To calculate summary statistics in Python you need to use the .describe() method under Pandas. The .describe() method works on both numeric data as well as object data such as strings or timestamps.
The output for the two will contain different fields. For numeric data the result will include:
- count
- mean
- standard deviation
- minimum
- maximum
- 25 percentile
- 50 percentile
- 75 percentiles
For object data the result will include :
- count
- unique
- top
- freq
Calculate Summary Statistics in Python Using the describe() method
In this tutorial, we will see how to use .describe() method with numeric and object data.
We will also see how to analyze a large dataset and timestamp series using .describe method.
Let’s get started.
1. Summary Statistics for Numeric data
Let’s define a list with numbers from 1 to 6 and try getting summary statistics for the list.
We will start by importing pandas.
import pandas as pd
Now we can define a series as :
s = pd.Series([1, 2, 3, 4, 5, 6])
To display summary statistics use:
s.describe()
The complete code and output are as follows :
import pandas as pd
s = pd.Series([1, 2, 3, 4, 5, 6])
s.describe()
Output :
count 6.000000
mean 3.500000
std 1.870829
min 1.000000
25% 2.250000
50% 3.500000
75% 4.750000
max 6.000000
dtype: float64
Let’s understand what each of the value means.
count | Total number of entries |
mean | Average of all the entries |
std | standard deviation |
min | minimum value |
25% | 25 percentile mark |
50% | 50 percentile mark (median) |
75% | 75 percentile mark |
max | maximum value |
2. Summary Statistics for Python Object data
Let’s define a series as a set of characters and use the .describe method on it to calculate summary statistics.
We can define the series as:
s = pd.Series(['a', 'a', 'b', 'c'])
To get the summary statistics use :
s.describe()
The complete code and output is as follows:
import pandas
s = pd.Series(['a', 'a', 'b', 'c'])
s.describe()
Output:
count 4
unique 3
top a
freq 2
dtype: object
Let’s understand what each of the following means:
count | Total number of entries |
unique | Total number of unique entries |
top | Most frequent entry |
freq | Frequency of the most frequent entry |
3. Summary statistics of a large data set
You can use pandas to get the summary statistics from a large dataset as well. You just need to import the dataset into a pandas data frame and then use the .describe method.

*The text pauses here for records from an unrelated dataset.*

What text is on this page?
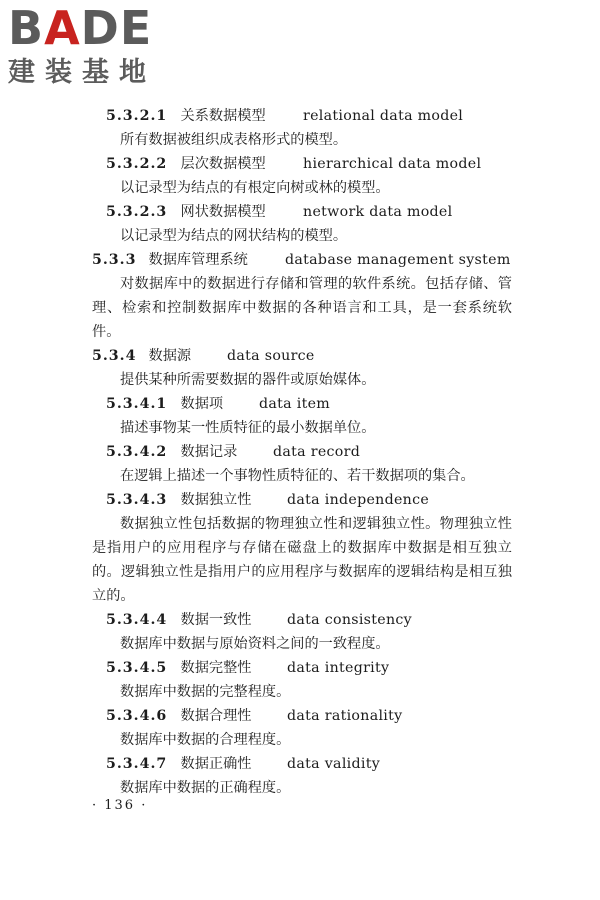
BADE
建装基地
5.3.2.1 关系数据模型	relational data model
所有数据被组织成表格形式的模型。
5.3.2.2 层次数据模型	hierarchical data model
以记录型为结点的有根定向树或林的模型。
5.3.2.3 网状数据模型	network data model
以记录型为结点的网状结构的模型。
5.3.3 数据库管理系统	database management system
对数据库中的数据进行存储和管理的软件系统。包括存储、管理、检索和控制数据库中数据的各种语言和工具，是一套系统软件。
5.3.4 数据源	data source
提供某种所需要数据的器件或原始媒体。
5.3.4.1 数据项	data item
描述事物某一性质特征的最小数据单位。
5.3.4.2 数据记录	data record
在逻辑上描述一个事物性质特征的、若干数据项的集合。
5.3.4.3 数据独立性	data independence
数据独立性包括数据的物理独立性和逻辑独立性。物理独立性是指用户的应用程序与存储在磁盘上的数据库中数据是相互独立的。逻辑独立性是指用户的应用程序与数据库的逻辑结构是相互独立的。
5.3.4.4 数据一致性	data consistency
数据库中数据与原始资料之间的一致程度。
5.3.4.5 数据完整性	data integrity
数据库中数据的完整程度。
5.3.4.6 数据合理性	data rationality
数据库中数据的合理程度。
5.3.4.7 数据正确性	data validity
数据库中数据的正确程度。
· 136 ·
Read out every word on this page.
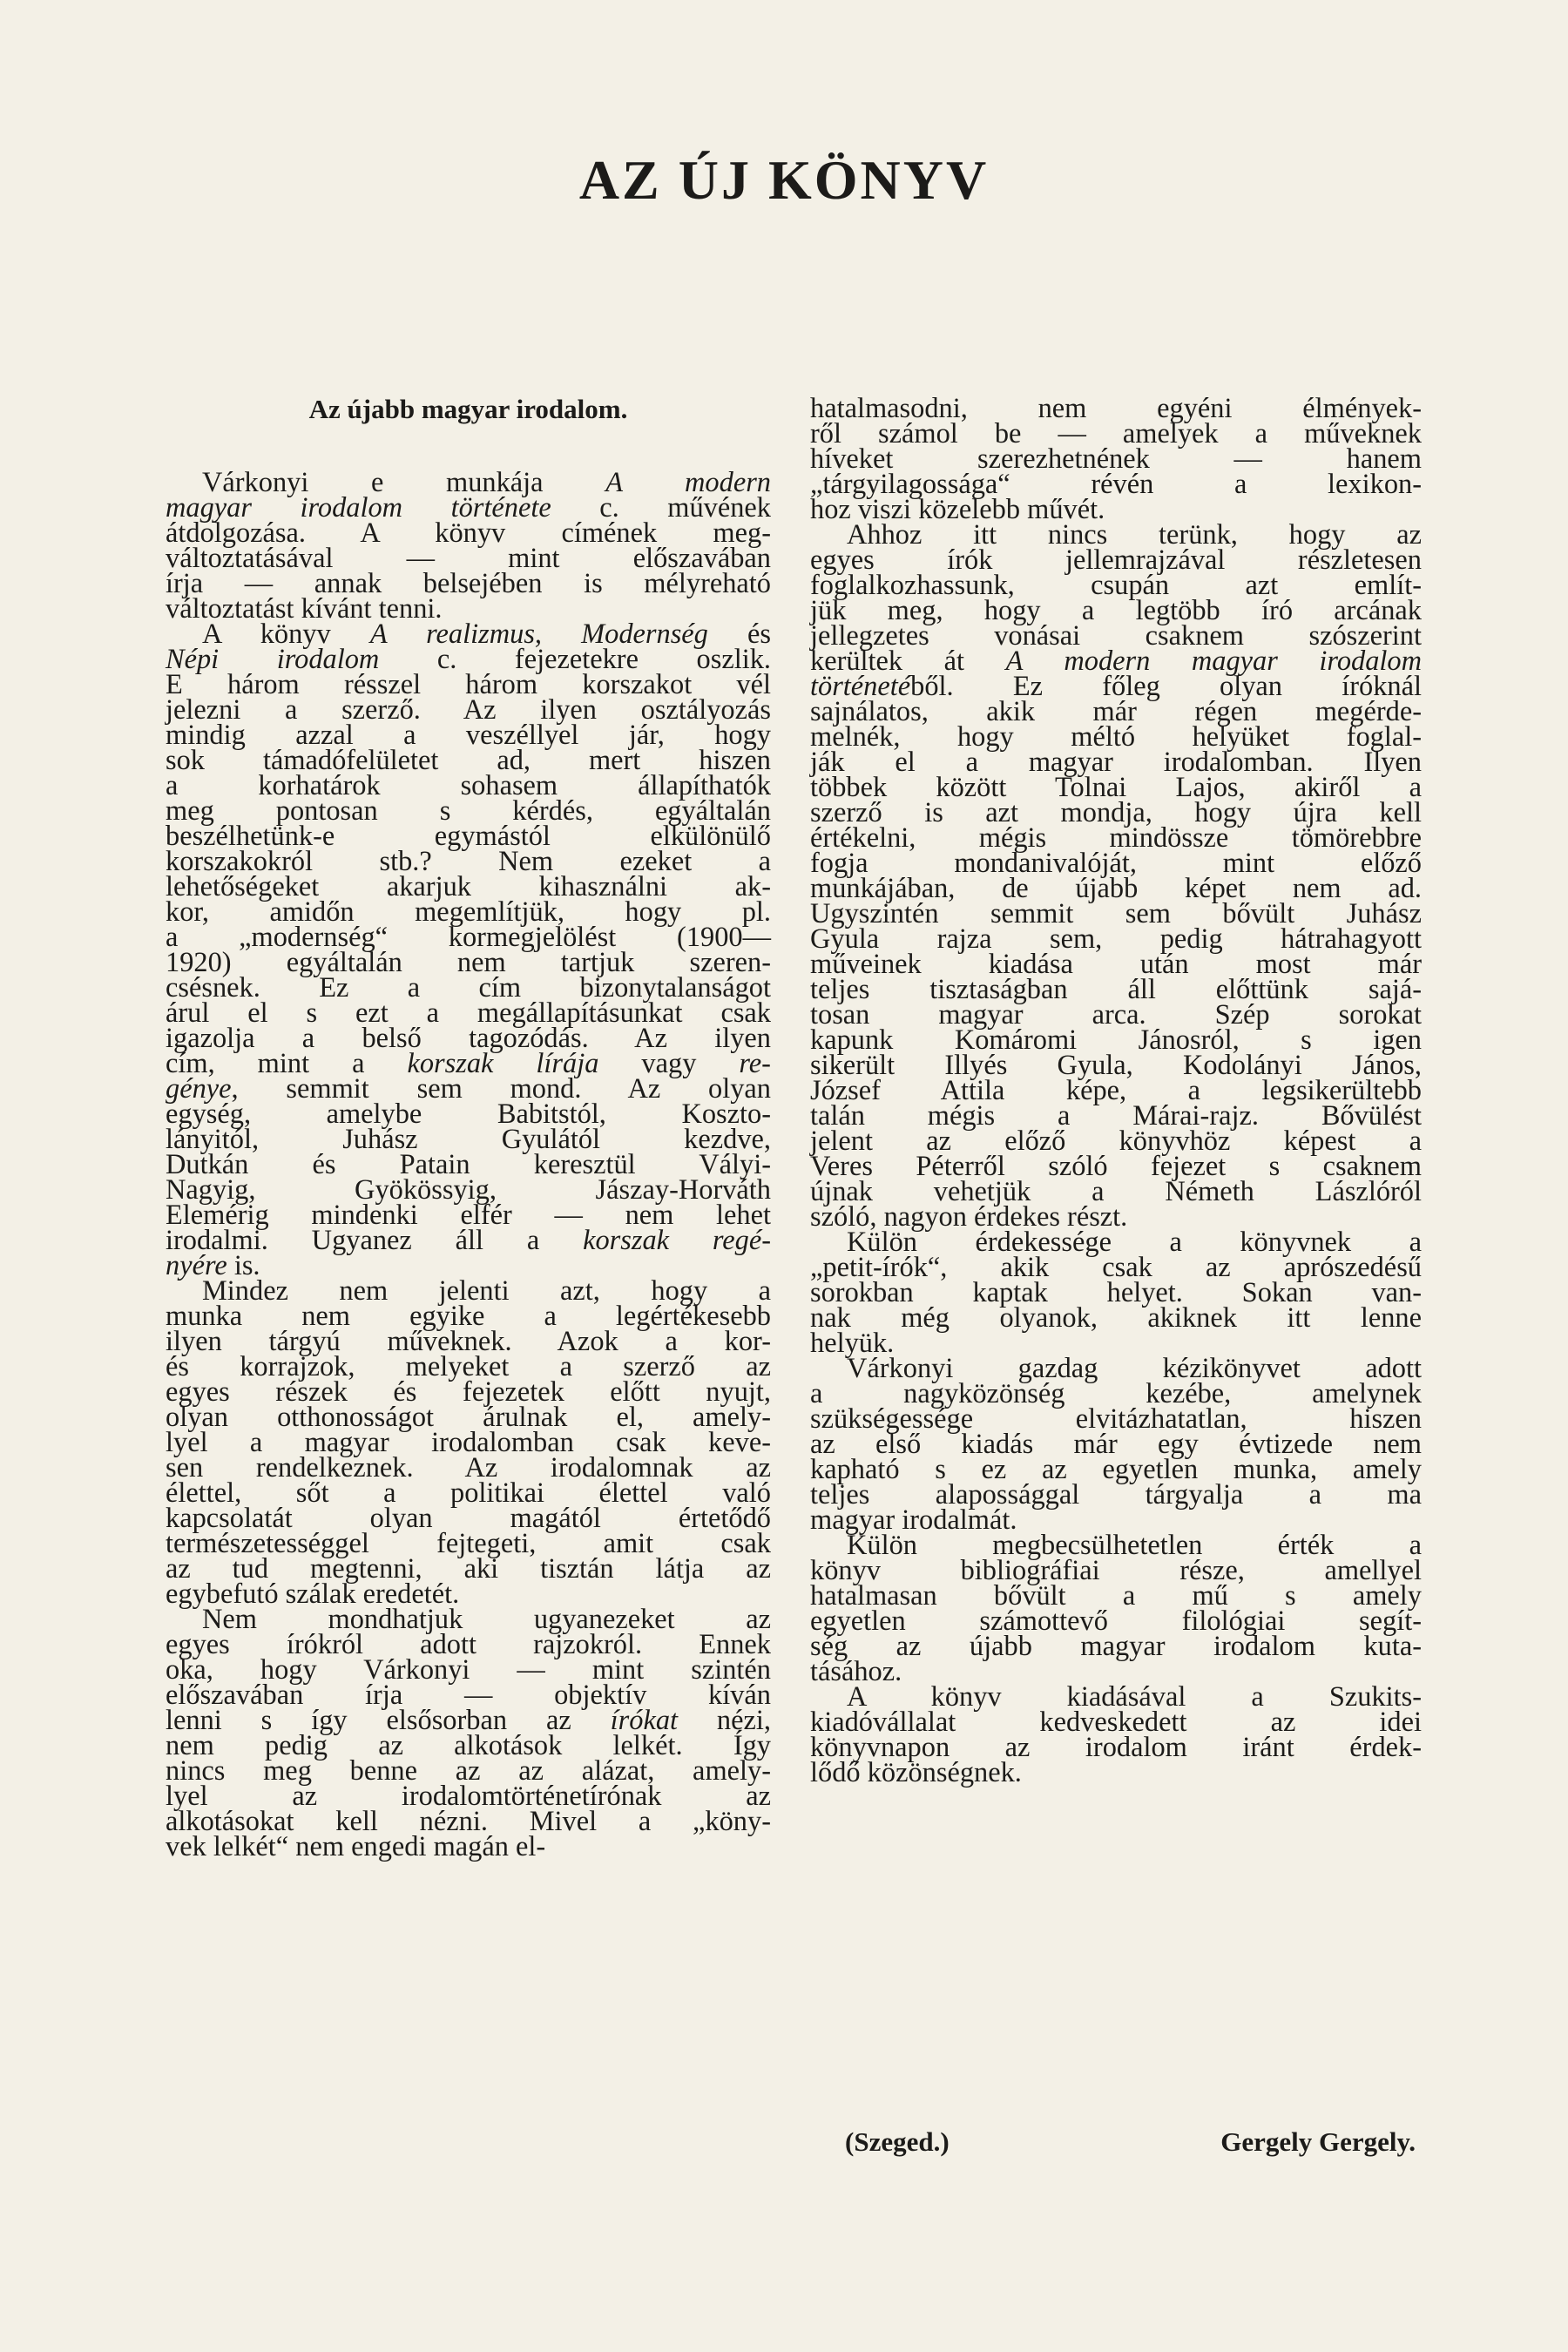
AZ ÚJ KÖNYV
Az újabb magyar irodalom.
Várkonyi e munkája A modern
magyar irodalom története c. művének
átdolgozása. A könyv címének meg-
változtatásával — mint előszavában
írja — annak belsejében is mélyreható
változtatást kívánt tenni.
A könyv A realizmus, Modernség és
Népi irodalom c. fejezetekre oszlik.
E három résszel három korszakot vél
jelezni a szerző. Az ilyen osztályozás
mindig azzal a veszéllyel jár, hogy
sok támadófelületet ad, mert hiszen
a korhatárok sohasem állapíthatók
meg pontosan s kérdés, egyáltalán
beszélhetünk-e egymástól elkülönülő
korszakokról stb.? Nem ezeket a
lehetőségeket akarjuk kihasználni ak-
kor, amidőn megemlítjük, hogy pl.
a „modernség“ kormegjelölést (1900—
1920) egyáltalán nem tartjuk szeren-
csésnek. Ez a cím bizonytalanságot
árul el s ezt a megállapításunkat csak
igazolja a belső tagozódás. Az ilyen
cím, mint a korszak lírája vagy re-
génye, semmit sem mond. Az olyan
egység, amelybe Babitstól, Koszto-
lányitól, Juhász Gyulától kezdve,
Dutkán és Patain keresztül Vályi-
Nagyig, Gyökössyig, Jászay-Horváth
Elemérig mindenki elfér — nem lehet
irodalmi. Ugyanez áll a korszak regé-
nyére is.
Mindez nem jelenti azt, hogy a
munka nem egyike a legértékesebb
ilyen tárgyú műveknek. Azok a kor-
és korrajzok, melyeket a szerző az
egyes részek és fejezetek előtt nyujt,
olyan otthonosságot árulnak el, amely-
lyel a magyar irodalomban csak keve-
sen rendelkeznek. Az irodalomnak az
élettel, sőt a politikai élettel való
kapcsolatát olyan magától értetődő
természetességgel fejtegeti, amit csak
az tud megtenni, aki tisztán látja az
egybefutó szálak eredetét.
Nem mondhatjuk ugyanezeket az
egyes írókról adott rajzokról. Ennek
oka, hogy Várkonyi — mint szintén
előszavában írja — objektív kíván
lenni s így elsősorban az írókat nézi,
nem pedig az alkotások lelkét. Így
nincs meg benne az az alázat, amely-
lyel az irodalomtörténetírónak az
alkotásokat kell nézni. Mivel a „köny-
vek lelkét“ nem engedi magán el-
hatalmasodni, nem egyéni élmények-
ről számol be — amelyek a műveknek
híveket szerezhetnének — hanem
„tárgyilagossága“ révén a lexikon-
hoz viszi közelebb művét.
Ahhoz itt nincs terünk, hogy az
egyes írók jellemrajzával részletesen
foglalkozhassunk, csupán azt említ-
jük meg, hogy a legtöbb író arcának
jellegzetes vonásai csaknem szószerint
kerültek át A modern magyar irodalom
történetéből. Ez főleg olyan íróknál
sajnálatos, akik már régen megérde-
melnék, hogy méltó helyüket foglal-
ják el a magyar irodalomban. Ilyen
többek között Tolnai Lajos, akiről a
szerző is azt mondja, hogy újra kell
értékelni, mégis mindössze tömörebbre
fogja mondanivalóját, mint előző
munkájában, de újabb képet nem ad.
Ugyszintén semmit sem bővült Juhász
Gyula rajza sem, pedig hátrahagyott
műveinek kiadása után most már
teljes tisztaságban áll előttünk sajá-
tosan magyar arca. Szép sorokat
kapunk Komáromi Jánosról, s igen
sikerült Illyés Gyula, Kodolányi János,
József Attila képe, a legsikerültebb
talán mégis a Márai-rajz. Bővülést
jelent az előző könyvhöz képest a
Veres Péterről szóló fejezet s csaknem
újnak vehetjük a Németh Lászlóról
szóló, nagyon érdekes részt.
Külön érdekessége a könyvnek a
„petit-írók“, akik csak az aprószedésű
sorokban kaptak helyet. Sokan van-
nak még olyanok, akiknek itt lenne
helyük.
Várkonyi gazdag kézikönyvet adott
a nagyközönség kezébe, amelynek
szükségessége elvitázhatatlan, hiszen
az első kiadás már egy évtizede nem
kapható s ez az egyetlen munka, amely
teljes alapossággal tárgyalja a ma
magyar irodalmát.
Külön megbecsülhetetlen érték a
könyv bibliográfiai része, amellyel
hatalmasan bővült a mű s amely
egyetlen számottevő filológiai segít-
ség az újabb magyar irodalom kuta-
tásához.
A könyv kiadásával a Szukits-
kiadóvállalat kedveskedett az idei
könyvnapon az irodalom iránt érdek-
lődő közönségnek.
(Szeged.)	Gergely Gergely.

In this tutorial, we will be using the California Housing dataset as the sample dataset.
Let’s start by importing the CSV dataset and then call the .describe method on it.
import pandas as pd
housing = pd.read_csv("/content/sample_data/california_housing.csv")
housing.describe()
Output :

We can see that the result contains the summary statistics for all the columns in our dataset.
4. Summary Statistics for timestamp series
You can use .describe to get summary statistics for a timestamp series as well. Let’s start by defining a timestamp series.
import datetime
import numpy as np
s = pd.Series([np.datetime64("2000-01-01"),np.datetime64("2010-01-01"),np.datetime64("2010-01-01"),np.datetime64("2002-05-08")])
Now you can call .describe on this timestamp series.
s.describe()
The complete code and output are as follows :
import datetime
import numpy as np
s = pd.Series([np.datetime64("2000-01-01"),np.datetime64("2010-01-01"),np.datetime64("2010-01-01"),np.datetime64("2002-05-08")])
s.describe()
Output:
count 4
unique 3
top 2010-01-01 00:00:00
freq 2
first 2000-01-01 00:00:00
last 2010-01-01 00:00:00
dtype: object
You can also instruct .describe to treat dateTime as a numeric. This will display the result in a manner similar to that of numeric data. You can get mean, median, 25 percentile and 75 percentile in DateTime format.
This can be done using :
s.describe(datetime_is_numeric=True)
The output is as follows:
count 4
mean 2005-08-03 00:00:00
min 2000-01-01 00:00:00
25% 2001-10-05 12:00:00
50% 2006-03-05 12:00:00
75% 2010-01-01 00:00:00
max 2010-01-01 00:00:00
You can see that the result contains mean, median, 25 percentile and 75 percentile in DateTime format.
Conclusion
This tutorial was about computing summary statistics in Python. We looked at numeric data, object data, large datasets and timestamp series to calculate summary statistics.